Mitternachtslöwe (German Edition)
Dankend nahm jeder noch eine zweite Tasse entgegen.
»Ihr seid wirklich ein ausgezeichneter Schauspieler, Herr Odilo«, sagte Byrger, »Ihr habt uns alle ziemlich reingelegt.«
»Ja Odi«, sagte Sophia mit ironischem Unterton, »Du hast mir echt Angst eingejagt.«
Odilo musste herzhaft lachen. »Tut mir echt leid, aber ich dachte mir, es wäre das Beste, euch auch nichts zu sagen.«
»Schauspielerei?«, fragte Mimmi interessiert, »Also davon müsst ji mi mehr vertellen.«
Während Odilo seine Geschichte erzählte, wie er vortäuschte zum Regime überzulaufen, schaute Sophia bei Abaris vorbei. Ruhig und fest schlafend lag er dick in Decken gehüllt im Bett. Vorsichtig schaute Sophia sich seine Verletzung an. Mit Kräutern kannte sich Mimmi bestens aus, dem Anschein nach, blutete Abaris' Wunde jedenfalls schon nicht mehr.

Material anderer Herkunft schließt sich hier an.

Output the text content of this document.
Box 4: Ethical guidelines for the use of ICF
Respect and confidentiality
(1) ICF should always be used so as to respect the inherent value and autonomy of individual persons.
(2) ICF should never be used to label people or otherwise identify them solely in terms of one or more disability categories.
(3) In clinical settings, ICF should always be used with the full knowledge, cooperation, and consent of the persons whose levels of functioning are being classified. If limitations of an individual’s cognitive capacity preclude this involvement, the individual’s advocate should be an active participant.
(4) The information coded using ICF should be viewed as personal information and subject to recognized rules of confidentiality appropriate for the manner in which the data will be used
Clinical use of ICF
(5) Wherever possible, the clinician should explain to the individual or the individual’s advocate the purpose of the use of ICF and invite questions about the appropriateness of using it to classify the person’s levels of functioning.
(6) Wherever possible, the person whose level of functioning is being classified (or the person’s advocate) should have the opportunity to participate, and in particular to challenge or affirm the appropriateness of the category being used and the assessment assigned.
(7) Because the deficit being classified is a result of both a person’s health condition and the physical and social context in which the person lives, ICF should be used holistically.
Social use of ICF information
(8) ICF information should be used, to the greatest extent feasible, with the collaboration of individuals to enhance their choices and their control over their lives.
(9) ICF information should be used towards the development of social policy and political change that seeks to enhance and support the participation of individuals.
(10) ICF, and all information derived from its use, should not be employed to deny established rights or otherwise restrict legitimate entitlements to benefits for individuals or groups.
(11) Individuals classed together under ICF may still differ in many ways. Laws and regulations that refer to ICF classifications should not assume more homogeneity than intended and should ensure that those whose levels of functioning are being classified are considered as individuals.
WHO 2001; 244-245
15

Sophia setzte sich auf die Bettkante. Während sie so nachdachte, streichelte sie Abaris zärtlich durchs Gesicht. Erst jetzt kam ihr Geist langsam zur Ruhe und sie begriff was eigentlich geschehen war.
Was wir alles auf uns nehmen - dabei sind wir noch ganz am Anfang unserer Reise. Ich hoffe nur, dass wir auch zukünftig so glimpflich davon kommen, wie es dieses Mal geschehen ist.
Auf dem Nachttisch erspähte sie Abaris' goldenen Stab. Zunächst zögerte sie, aber dann nahm sie ihn schließlich in die Hand. Ausgenommen von der Gravur des Ascendus war seine Oberfläche vollkommen eben und abgesehen von seinem goldenem Äußerem eher prunklos, gar zu schlicht, dennoch ein mächtiges Instrument.
»Wie es aussieht, allerdings nur in deinen Händen«, ergänzte Sophia laut ihre Gedanken.
Maria trat zur Tür hinein. Sie ließ ihre langen Locken immer wieder durch ihre Finger kreisen. »Darf ich heute Nacht bei dir schlafen, Sophia?«, fragte sie mit schläfrigen Augen.
»Aber sicher doch. Na komm, wir gehen zu Bett. Der Tag war aufregend genug.«
Der nächste Tag begann trübe, wie der davor. Immer noch wrangen die dunklen Wolken ihren Gram über das Land aus. Weit und breit war kein helles Fleckchen am Himmel zu sehen. Keine Elle weit konnte man aus dem Haus treten, ohne in einem Meer aus Grauschwaden zu versinken, so nebelig war es. Nicht verwunderlich angesichts der Tatsache, dass sie sich mitten im Moor befanden. Mimmi riet ihnen sich nicht vom Haus zu entfernen, würde man hier nur allzu schnell in einer Moorkuhle versinken. Außer Abaris, der weiterhin tief und fest schlief, saßen alle am Tisch und frühstückten ausgiebig.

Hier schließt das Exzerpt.